One potential way to treat Parkinson’s disease is through the use of a therapeutic vaccine, however N-α-syn alone induces a profound effector T cell response and actually exacerbates neuroinflammation and neurodegeneration.
To combat this problem, researchers at the University of Nebraska Medical center have developed a novel vaccine strategy capable of both preventing disease onset as well as preventing disease progression. The vaccine combines the immunogen, N-α-Syn, and a molecular adjuvant that is capable of promoting a regulatory adaptive immune response (regulatory T cell response) such as vasoactive intestinal peptide (VIP) or GM-CSF.
The unique combination of an adjuvant capable of stimulating regulatory T cells with N-α-syn can elicit an adaptive immune response that prevents further neuronal damage due to inflammation thus resulting in neuroprotection.
Testing of the Parkinson’s vaccine strategy was carried out in mice using MPTP intoxication to induce neuronal cell death and inflammation in the substantia nigra pars compacta. Treatment of mice with MPTP and N-α-syn induced activation of microglia cells (measured by presence of Mac-1) and caused increased neuronal cell injury (measured by FJ-C staining).

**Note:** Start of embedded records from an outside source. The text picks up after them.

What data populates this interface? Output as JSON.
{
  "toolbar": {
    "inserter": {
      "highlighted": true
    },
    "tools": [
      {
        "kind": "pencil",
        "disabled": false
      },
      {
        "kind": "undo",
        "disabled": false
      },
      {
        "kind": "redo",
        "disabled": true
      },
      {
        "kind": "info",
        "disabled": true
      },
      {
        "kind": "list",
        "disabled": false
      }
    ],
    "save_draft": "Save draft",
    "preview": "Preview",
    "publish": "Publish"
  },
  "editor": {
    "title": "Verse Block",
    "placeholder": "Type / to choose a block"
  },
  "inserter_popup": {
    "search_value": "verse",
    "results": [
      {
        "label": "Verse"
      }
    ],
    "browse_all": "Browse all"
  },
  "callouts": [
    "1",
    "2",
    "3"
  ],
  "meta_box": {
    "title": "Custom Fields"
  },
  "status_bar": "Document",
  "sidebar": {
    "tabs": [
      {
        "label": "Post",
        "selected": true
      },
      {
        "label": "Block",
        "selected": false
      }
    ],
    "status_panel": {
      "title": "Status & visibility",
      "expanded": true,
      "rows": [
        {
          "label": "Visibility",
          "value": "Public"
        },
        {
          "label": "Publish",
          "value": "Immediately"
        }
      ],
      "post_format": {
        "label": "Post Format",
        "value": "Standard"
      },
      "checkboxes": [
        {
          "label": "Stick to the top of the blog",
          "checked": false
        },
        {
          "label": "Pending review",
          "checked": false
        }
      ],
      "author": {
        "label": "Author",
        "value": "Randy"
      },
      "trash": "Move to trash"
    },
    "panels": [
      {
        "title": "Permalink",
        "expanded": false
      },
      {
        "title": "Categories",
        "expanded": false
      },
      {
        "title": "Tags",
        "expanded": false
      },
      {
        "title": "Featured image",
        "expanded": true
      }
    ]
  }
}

However, using the novel vaccination strategy of combining N-α-syn with VIP resulted in a decrease in activated microglia by 61 percent and a 64 percent decrease in neuronal injury.
Furthermore, administration of MPTP or MPTP with N-α-syn caused a significant decrease in the number of dopaminergic neurons (TH+/Nissl+) within the substantia nigra (48 percent and 64 percent respectively). The loss of dopaminergic neurons could be prevented in MPTP treated mice by using the N-α-syn/VIP vaccination strategy. Administration of N-α-syn with VIP prevented MPTP induced neuron loss, allowing for an astonishing 91 percent survival rate for dopaminergic neurons (see figure).
These data demonstrate the effectiveness of the novel combination of N-α-syn and VIP as a vaccine for Parkinson’s Disease. This vaccine was able to reduce the activation of microglia cells and neuronal cell injury while also greatly increasing the survival rate of dopaminergic neurons within the substantia nigra.
Survival of dopaminergic neurons following MPTP administration. Dopaminergic neurons were identified as TH+Nissl+ neurons; whereas, nondopaminergic neurons were identified as TH+Nissl- neurons. Adoptive transfer of N-α-syn and VIP stimulated immunocytes significantly increased dopaminergic neuron survival.